Trama: A un corso di Horowitz, a Salisburgo, si incontrano tre giovani pianisti. Due sono brillanti, promettenti. Ma il terzo è Glenn Gould: qualcuno che non brilla, non promettente, perché è. Una magistrale variazione romanzesca sul tema della grazia e dell’invidia, di Mozart e Salieri, ma ancor più sul tema terribile del “non riuscire a essere”.
Recensione:
La trama di questo romanzo si potrebbe riassumere così: tre giovani pianisti si conoscono a Salisburgo e da quell’incontro nascerà un’amicizia che, per due di loro, farà vacillare ogni sicurezza.

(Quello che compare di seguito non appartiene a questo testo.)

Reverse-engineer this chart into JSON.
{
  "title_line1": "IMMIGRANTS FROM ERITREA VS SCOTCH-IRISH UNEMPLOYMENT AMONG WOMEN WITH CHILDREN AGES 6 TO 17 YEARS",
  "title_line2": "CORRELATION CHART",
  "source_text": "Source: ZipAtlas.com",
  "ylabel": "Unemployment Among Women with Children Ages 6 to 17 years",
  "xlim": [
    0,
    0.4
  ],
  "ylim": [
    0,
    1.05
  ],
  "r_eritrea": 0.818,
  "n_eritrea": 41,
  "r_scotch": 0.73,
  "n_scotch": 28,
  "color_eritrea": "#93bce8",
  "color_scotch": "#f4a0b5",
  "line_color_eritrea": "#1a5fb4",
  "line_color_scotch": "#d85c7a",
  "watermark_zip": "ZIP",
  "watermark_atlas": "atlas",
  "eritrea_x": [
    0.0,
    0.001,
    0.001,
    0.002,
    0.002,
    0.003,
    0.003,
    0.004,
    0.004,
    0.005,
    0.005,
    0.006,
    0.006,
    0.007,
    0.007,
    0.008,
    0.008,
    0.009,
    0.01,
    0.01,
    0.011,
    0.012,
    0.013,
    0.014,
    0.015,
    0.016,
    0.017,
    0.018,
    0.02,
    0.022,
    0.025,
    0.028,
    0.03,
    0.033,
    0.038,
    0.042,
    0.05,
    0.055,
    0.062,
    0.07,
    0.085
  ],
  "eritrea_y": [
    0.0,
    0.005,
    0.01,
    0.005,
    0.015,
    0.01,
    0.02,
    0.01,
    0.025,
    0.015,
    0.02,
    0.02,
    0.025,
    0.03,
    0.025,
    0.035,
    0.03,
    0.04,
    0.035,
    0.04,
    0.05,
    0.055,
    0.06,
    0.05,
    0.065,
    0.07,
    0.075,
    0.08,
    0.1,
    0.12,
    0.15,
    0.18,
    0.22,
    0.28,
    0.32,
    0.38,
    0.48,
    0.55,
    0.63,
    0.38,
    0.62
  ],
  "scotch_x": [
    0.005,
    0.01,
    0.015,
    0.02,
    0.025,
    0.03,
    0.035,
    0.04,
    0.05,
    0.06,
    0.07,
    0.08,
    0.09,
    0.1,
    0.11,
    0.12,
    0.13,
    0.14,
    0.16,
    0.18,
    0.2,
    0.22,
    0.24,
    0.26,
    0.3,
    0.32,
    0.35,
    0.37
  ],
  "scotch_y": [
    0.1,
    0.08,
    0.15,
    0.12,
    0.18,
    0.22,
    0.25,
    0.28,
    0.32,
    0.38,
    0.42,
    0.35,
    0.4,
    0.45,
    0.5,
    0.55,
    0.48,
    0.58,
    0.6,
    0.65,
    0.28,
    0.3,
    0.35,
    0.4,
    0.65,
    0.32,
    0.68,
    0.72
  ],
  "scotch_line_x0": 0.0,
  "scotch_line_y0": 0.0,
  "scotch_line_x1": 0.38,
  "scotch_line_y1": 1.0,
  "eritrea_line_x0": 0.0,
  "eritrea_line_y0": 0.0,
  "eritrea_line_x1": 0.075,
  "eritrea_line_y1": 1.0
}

Un trittico il cui vertice è rappresentato da Glenn Gould, un autentico prodigio della musica (realmente esistito) che con il suo talento innato oscura e annichilisce gli altri due.
Incontriamo un uomo come Glenn e questo incontro ci annienta, ritengo, oppure ci salva, nel nostro caso Glenn ci ha annientati, pensai.
Poi c’è Wertheimer, il soccombente che dà il titolo al romanzo, presa la piena consapevolezza della sua incapacità è attanagliato da un forte senso di fallimento che lo trascinerà – a seguito di un avvenimento per lui devastante – a intraprendere la strada del suicidio; infine c’è la voce narrante ad occupare una posizione di mezzo, non ne conosceremo mai il nome, ma potremmo soprannominarlo “Il pensatore” visto che ciò che leggiamo è il filo dei suoi pensieri. La sua decisione di fare il pianista era dettata più da una voglia di indipendenza che non da una passione genuina, infatti mollare tutto non è stato traumatico. Rispetto a quella di Wertheimer la sua è una sconfitta meno eclatante, caratteristica di questo personaggio è la sua ignavia.
Nulla di quanto scritto finora è da considerarsi un’anticipazione rilevante perché, a grandi linee, si tratta del quadro degli eventi presentatoci fin dalle prime pagine.
Una trama apparentemente “semplicistica”, eppure Il soccombente (Der Untergeher) nasconde molto di più.
Se guardiamo con attenzione gli esseri umani, ci disse Glenn una volta, non vediamo altro che mutilati, mutilati esteriormente o interiormente […] Quanto più a lungo guardiamo con attenzione un essere umano, tanto più egli ci appare mutilato […] Il mondo è pieno zeppo di mutilati. Camminando per la strada incontriamo soltanto mutilati.
Mi sono imbattuta in Thomas Bernhard scorrendo un’intervista di uno dei miei scrittori preferiti: Thomas Ligotti; egli asseriva che nei suoi romanzi sia possibile trovarvi un forte nichilismo e se a dirlo è lui – le cui opere sono impregnate del più nero pessimismo cosmico – la curiosità è decisamente salita alle stelle.
Quello che vi apprestate a leggere è un delirante flusso di coscienza, strutturato in forma di disordinato soliloquio tra presente e passato che, con opportuna lentezza, racconta un forte dramma interiore.
La narrazione è tutta una dicotomia tra il dislivello della tecnica e la predisposizione che sfocia nell’unicità, l’arrendevolezza di fronte al raggiungimento dei limiti delle proprie capacità e l’estro creativo in continuo sviluppo, la ritrosia e il cercare l’approvazione negli altri.
Uno stream of consciousness caratterizzato da martellanti ripetizioni – quasi un loop ossessivo – che non necessita di suddivisione in capitoli; il pensiero corre “a briglia sciolta”, da un ricordo ne scaturisce un altro e da quello un altro ancora, elaborando una vera e propria associazione di idee e riflessioni. Quel “pensai”, posto di tanto in tanto a chiusura delle preposizioni, ci rammenta che il narratore è seduto in una locanda a rivangare il passato, lasciandosi andare ad elucubrazioni del pensiero e con questo espediente l’autore riesce anche a delineare efficacemente la psicologia dei personaggi.
Ora ho potuto constatare in prima persona che con le sue parole Bernhard ci sconquassa dentro, porta in superficie le tenebre recondite tipicamente umane e pone l’accento su sentimenti talvolta poco approfonditi come l’invidia, l’autocommiserazione e il rancore. Una lettura asfissiante, eppure profondamente credibile.
Quella sua sottile spietatezza fatta di cinismo e ironia apre veri e propri squarci.